Thursday, October 6, 2011

Morning Glori--ous!

The sun was out and the skies were clear blue. It's a little chilly but the morning glories are blooming.

It was so glorious that a bee decided to visit as I took the photograph!


There was other life in the garden today.


A cabbage white.  One spot means it is a male. Females have two spots.
I found a great web site for identifying butterflies by shape and color and size.


Monday, October 3, 2011

First of Fall, Part Two

Here are some photos from yesterday:


Leggy mums, a few vibrant buddleia blooms, a new hydrangea looking more upright among the artemisia, and the Adriondack chair half-hidden.  It is all symbolic of the end of summer--and an unusual one at that? We had a blizzard with record snowfall in the winter, an earthquake in the summer and a hurricane at the end of the growing season.  During the month of September we have had six more inches of rain than normal; we are 20 inches over for the year. I rolled up the soaker hose for the season!


The lavender looks better than it did early this season.  It should bloom in July, not September! I thought it liked dry feet and hot, sunny days, but it is now thriving in the planter in the landscape bed.


The False Indigo or Baptisia australis finally formed its black seed pods.  It is drought and heat tolerant, so it, too, was confused by the excessive water and lack of extreme heat this season.


The Montauk daisies were pinched back too hard and too late by some confused gardener, but the asters are doing fine.  They, too, hard a hard pruning late in the season but recovered.



And the sedum 'Everlasting' by the garage door looks good also.  It was very leggy so I pinched it too. I didn't know if it would recover, but it was going to be very limp with full bloom if I didn't do something.  The plants can be forgiving if other factors play into their success.  As a gardener, you just wonder sometimes what the success factor is...







First of Fall 2011

September was not a good time in the garden. The plants did not do well after the hurricane. Leaves were stripped by the wind. The weather was humid and wet for several weeks. It wasn't officially fall but somehow it looked like fall and felt like August with the humidity and bugs. Suddenly, last week everything perked up. I had planted mums and gerber daisies in the planter boxes on the deck--and they finally looked good.
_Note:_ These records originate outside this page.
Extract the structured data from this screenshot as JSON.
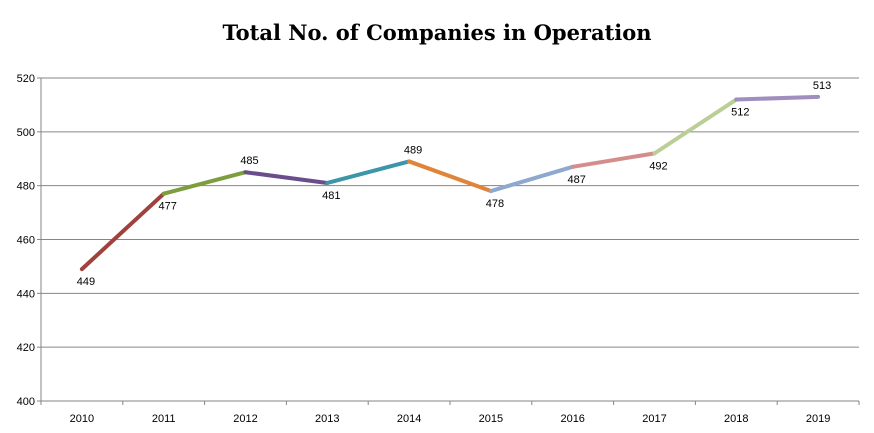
{
  "chart_data": {
    "type": "line",
    "title": "Total No. of Companies in Operation",
    "xlabel": "",
    "ylabel": "",
    "categories": [
      "2010",
      "2011",
      "2012",
      "2013",
      "2014",
      "2015",
      "2016",
      "2017",
      "2018",
      "2019"
    ],
    "values": [
      449,
      477,
      485,
      481,
      489,
      478,
      487,
      492,
      512,
      513
    ],
    "ylim": [
      400,
      520
    ],
    "yticks": [
      400,
      420,
      440,
      460,
      480,
      500,
      520
    ],
    "grid": true,
    "legend": "none",
    "data_label_positions": [
      "below",
      "below",
      "above",
      "below",
      "above",
      "below",
      "below",
      "below",
      "below",
      "above"
    ],
    "segment_colors": [
      "#A0413D",
      "#7E9D3E",
      "#6A4E8C",
      "#3C95A8",
      "#E0843A",
      "#8EA8CF",
      "#D38D8B",
      "#B9CF95",
      "#9F8EBE"
    ]
  }
}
I took out 15 divisions of daisies, hostas, rudbeckias, and artemesias for the garden club fall sale in late September. They looked good after being in their plastic containers for two weeks under the deck with wet conditions, but the sale was on another rainy, humid Saturday.

Today I put composted manure around all the plants and transplanted a few plants to better locations. I took out a huge pile of dead stems, leaves and spent blossoms. With cultivating the manure into the soil and redistributing the mulch around the beds, the garden shows some energy again. The peony hasn't turned its beautiful copper color. The butterfly bush continues to bloom, although it's still propped up with twine and a metal post after the hurrican uprooted it. The mums are blooming, but I didn't get them snipped again before the end of July and, as a result, they are leggy. The roses are blooming well now in cooler temperatures of the past few days. The daisies have a second bloom, but they're sparse.

Here are some photos from a week ago:


A sun "shadow" breaks the shade in late afternoon.


The 'Walker's Low' Nepeta or Catmint blooms among
the Chrysanthemum 'Golden Helga'.


Up the side landscape bed, the 'Stella De Oro' daylilies are still blooming with the asters (I don't know the name) and the Montauk daisies and the sedum 'Autumn Joy". The Montauk daisies are sparse because I pruned them too late. The sedum recovered from a late pruning and is standing erect and full of bloom. Sometimes the garden recovers from the gardener's mistakes--and sometimes not.


The bees were busy in the asters on the first clear day in weeks with some late afternoon sunshine. I had pruned the asters severely twice during the summer, but they looked all the better for it!